I have really enjoyed reading Willa Cather. I have read My Antonia and Death Comes to the Archbishop. I love her prose. I did not find out about her until the last couple of years. Congratulations on your success, you deserve it!
Thanks, Bob! Yes, us contemplative types seem to find Willa sooner or later. I had very few lit courses in college, so I think I found her on by accident in my twenties. I was a musician at the time, and the novel of the singer (Song of the Lark) grabbed me—not the outward journey of the singer so much as her inner journey. Would be interesting to read it again now, several decades later.
As much as I adore Cather’s novels, her short stories have also lodged in my heart. Impossible to choose a favorite. They’re like elbows and sinews and eyes, all necessary for the proper functioning of this adult who owes much gratitude to the breadth and humanity of Willa’s mind and heart and books. She’s been an inspiration for over two decades.

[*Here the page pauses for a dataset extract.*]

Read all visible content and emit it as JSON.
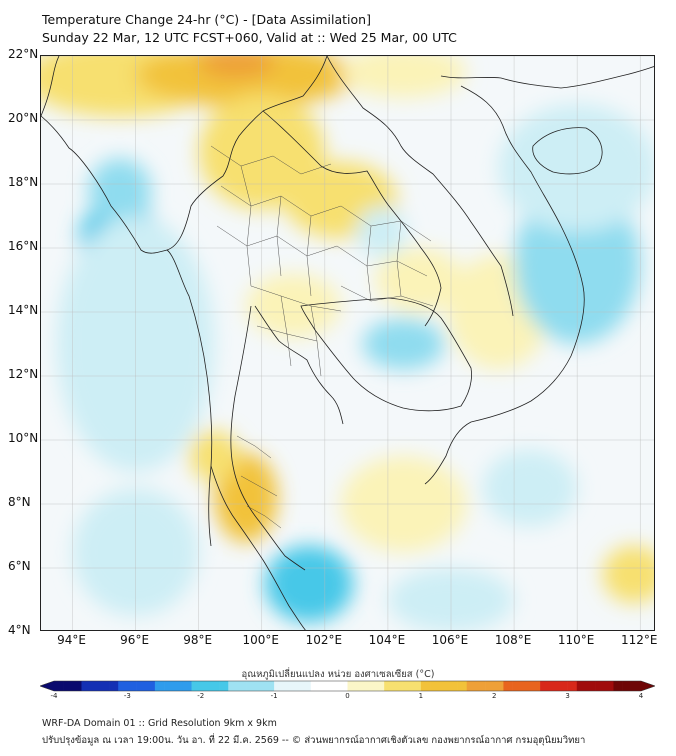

Your book IS literary nonfiction. Fantastic that the Women Writing the West judges gave you this award!
It takes a certain reader to find my novel witty. So glad you do!

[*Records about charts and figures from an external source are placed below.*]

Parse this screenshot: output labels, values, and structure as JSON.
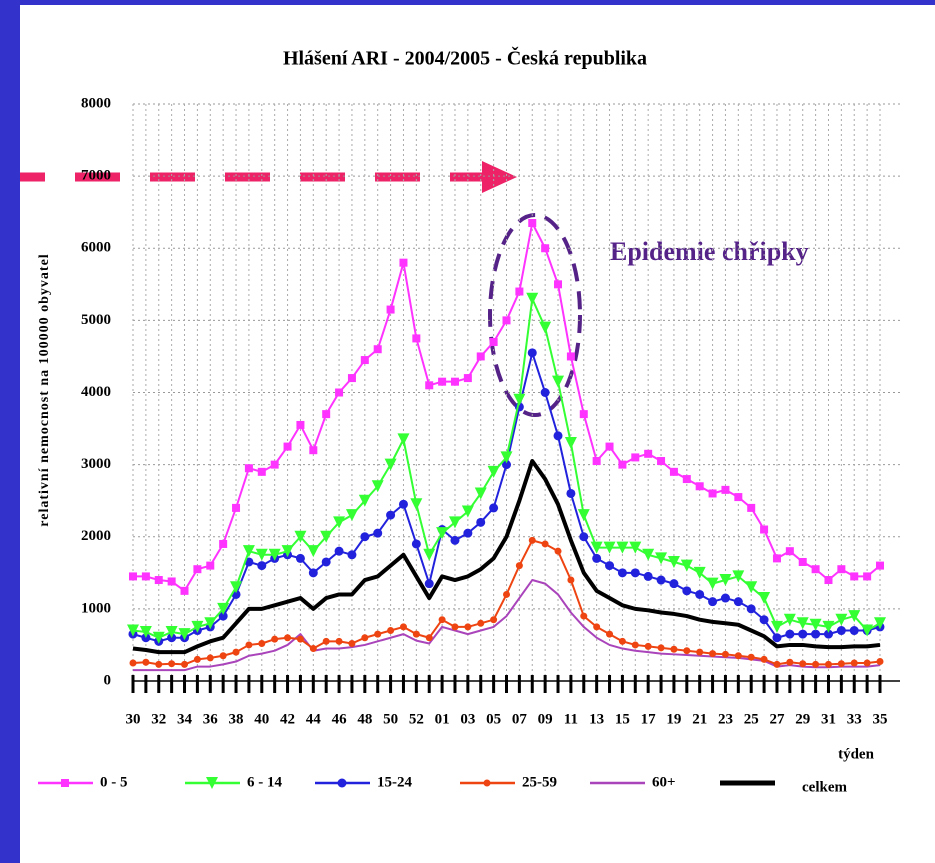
{
  "chart_data": {
    "type": "line",
    "title": "Hlášení ARI - 2004/2005 - Česká republika",
    "y_label": "relativní nemocnost na 100000 obyvatel",
    "x_label": "týden",
    "annotation": "Epidemie chřipky",
    "categories": [
      "30",
      null,
      "32",
      null,
      "34",
      null,
      "36",
      null,
      "38",
      null,
      "40",
      null,
      "42",
      null,
      "44",
      null,
      "46",
      null,
      "48",
      null,
      "50",
      null,
      "52",
      null,
      "01",
      null,
      "03",
      null,
      "05",
      null,
      "07",
      null,
      "09",
      null,
      "11",
      null,
      "13",
      null,
      "15",
      null,
      "17",
      null,
      "19",
      null,
      "21",
      null,
      "23",
      null,
      "25",
      null,
      "27",
      null,
      "29",
      null,
      "31",
      null,
      "33",
      null,
      "35"
    ],
    "ylim": [
      0,
      8000
    ],
    "yticks": [
      0,
      1000,
      2000,
      3000,
      4000,
      5000,
      6000,
      7000,
      8000
    ],
    "grid": true,
    "series": [
      {
        "name": "0 - 5",
        "color": "#ff33ff",
        "marker": "square",
        "values": [
          1450,
          1450,
          1400,
          1380,
          1250,
          1550,
          1600,
          1900,
          2400,
          2950,
          2900,
          3000,
          3250,
          3550,
          3200,
          3700,
          4000,
          4200,
          4450,
          4600,
          5150,
          5800,
          4750,
          4100,
          4150,
          4150,
          4200,
          4500,
          4700,
          5000,
          5400,
          6350,
          6000,
          5500,
          4500,
          3700,
          3050,
          3250,
          3000,
          3100,
          3150,
          3050,
          2900,
          2800,
          2700,
          2600,
          2650,
          2550,
          2400,
          2100,
          1700,
          1800,
          1650,
          1550,
          1400,
          1550,
          1450,
          1450,
          1600
        ]
      },
      {
        "name": "6 - 14",
        "color": "#33ff33",
        "marker": "triangle",
        "values": [
          700,
          680,
          600,
          680,
          650,
          750,
          800,
          1000,
          1300,
          1800,
          1750,
          1750,
          1800,
          2000,
          1800,
          2000,
          2200,
          2300,
          2500,
          2700,
          3000,
          3350,
          2450,
          1750,
          2050,
          2200,
          2350,
          2600,
          2900,
          3100,
          3900,
          5300,
          4900,
          4150,
          3300,
          2300,
          1850,
          1850,
          1850,
          1850,
          1750,
          1700,
          1650,
          1600,
          1500,
          1350,
          1400,
          1450,
          1300,
          1150,
          750,
          850,
          800,
          780,
          750,
          850,
          900,
          700,
          800
        ]
      },
      {
        "name": "15-24",
        "color": "#2222dd",
        "marker": "circle",
        "values": [
          650,
          600,
          550,
          600,
          600,
          700,
          750,
          900,
          1200,
          1650,
          1600,
          1700,
          1750,
          1700,
          1500,
          1650,
          1800,
          1750,
          2000,
          2050,
          2300,
          2450,
          1900,
          1350,
          2100,
          1950,
          2050,
          2200,
          2400,
          3000,
          3800,
          4550,
          4000,
          3400,
          2600,
          2000,
          1700,
          1600,
          1500,
          1500,
          1450,
          1400,
          1350,
          1250,
          1200,
          1100,
          1150,
          1100,
          1000,
          850,
          600,
          650,
          650,
          650,
          650,
          700,
          700,
          700,
          750
        ]
      },
      {
        "name": "25-59",
        "color": "#ee4411",
        "marker": "dot",
        "values": [
          250,
          260,
          230,
          240,
          230,
          300,
          320,
          350,
          400,
          500,
          520,
          580,
          600,
          580,
          450,
          550,
          550,
          520,
          600,
          650,
          700,
          750,
          650,
          600,
          850,
          750,
          750,
          800,
          850,
          1200,
          1600,
          1950,
          1900,
          1800,
          1400,
          900,
          750,
          650,
          550,
          500,
          480,
          460,
          440,
          420,
          400,
          380,
          370,
          350,
          330,
          300,
          230,
          260,
          240,
          230,
          230,
          240,
          250,
          250,
          270
        ]
      },
      {
        "name": "60+",
        "color": "#aa44bb",
        "marker": "none",
        "values": [
          150,
          150,
          150,
          150,
          150,
          200,
          200,
          230,
          270,
          350,
          380,
          420,
          500,
          650,
          420,
          450,
          450,
          470,
          500,
          550,
          600,
          650,
          560,
          520,
          750,
          700,
          650,
          700,
          750,
          900,
          1150,
          1400,
          1350,
          1200,
          950,
          750,
          600,
          500,
          450,
          420,
          400,
          380,
          370,
          360,
          350,
          340,
          330,
          320,
          300,
          280,
          200,
          220,
          200,
          190,
          190,
          200,
          200,
          200,
          220
        ]
      },
      {
        "name": "celkem",
        "color": "#000000",
        "marker": "none",
        "width": 4,
        "values": [
          450,
          430,
          400,
          400,
          400,
          480,
          550,
          600,
          800,
          1000,
          1000,
          1050,
          1100,
          1150,
          1000,
          1150,
          1200,
          1200,
          1400,
          1450,
          1600,
          1750,
          1450,
          1150,
          1450,
          1400,
          1450,
          1550,
          1700,
          2000,
          2500,
          3050,
          2800,
          2450,
          1950,
          1500,
          1250,
          1150,
          1050,
          1000,
          980,
          950,
          930,
          900,
          850,
          820,
          800,
          780,
          700,
          620,
          480,
          500,
          500,
          480,
          470,
          470,
          480,
          480,
          500
        ]
      }
    ]
  }
}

Barb, thanks for dropping by! I haven’t read any of Cather’s short stories, but you inspire me to go find them. And yes, I find great wit in your novel and hope that it shows up again in your future writing. Congratulations again on Tributary getting recognized for its distinctive voice and its contribution to the literature of the West.
CONGRATULATIONS, Priscilla! So happy for you! A much-deserved award!
As for Willa Cather… My Antonia… in college… and here’s a quote from her book resonates in harmony with thoughts from Kissed by a Fox…
“I was something that lay under the sun and felt it, like the pumpkins, and I did not want to be anything more. I was entirely happy. Perhaps we feel like that when we die and become a part of something entire, whether it is sun and air, or goodness and knowledge. At any rate, that is happiness; to be dissolved into something complete and great. When it comes to one, it comes as naturally as sleep.”
Oh, how beautiful! “To be dissolved into something complete and great . . . as naturally as sleep.” Ahhhhh! Such a beautiful experience, and such a perfect way of putting words to it. Willa rocks. Thanks, Craig, for sharing it. I can tell there’s a treat in store—going to read My Antonia.
My Antonia was my first of Willa Cather’s novels, but it was Song of the Lark which left the strongest and most bittersweet impression. It’s been over a decade, though I only discovered her in my mid forties here in Colorado. Song of the Lark broke my heart, but woke me up. I feel grateful to have found her work after living a spell here in dry Colorado, as earlier decades of my life in the lush Pacific NW–which I dearly love–cluttered my vision in some ways. Wide, open spaces and long, dry vistas beg the watercolor of my mind to go to work and relate more intimately to her setting.
What a beautiful image, Cheri, of watercolors next to Cather’s writing. A delicate wash in both color and words—perfect! (Are you writing yet??)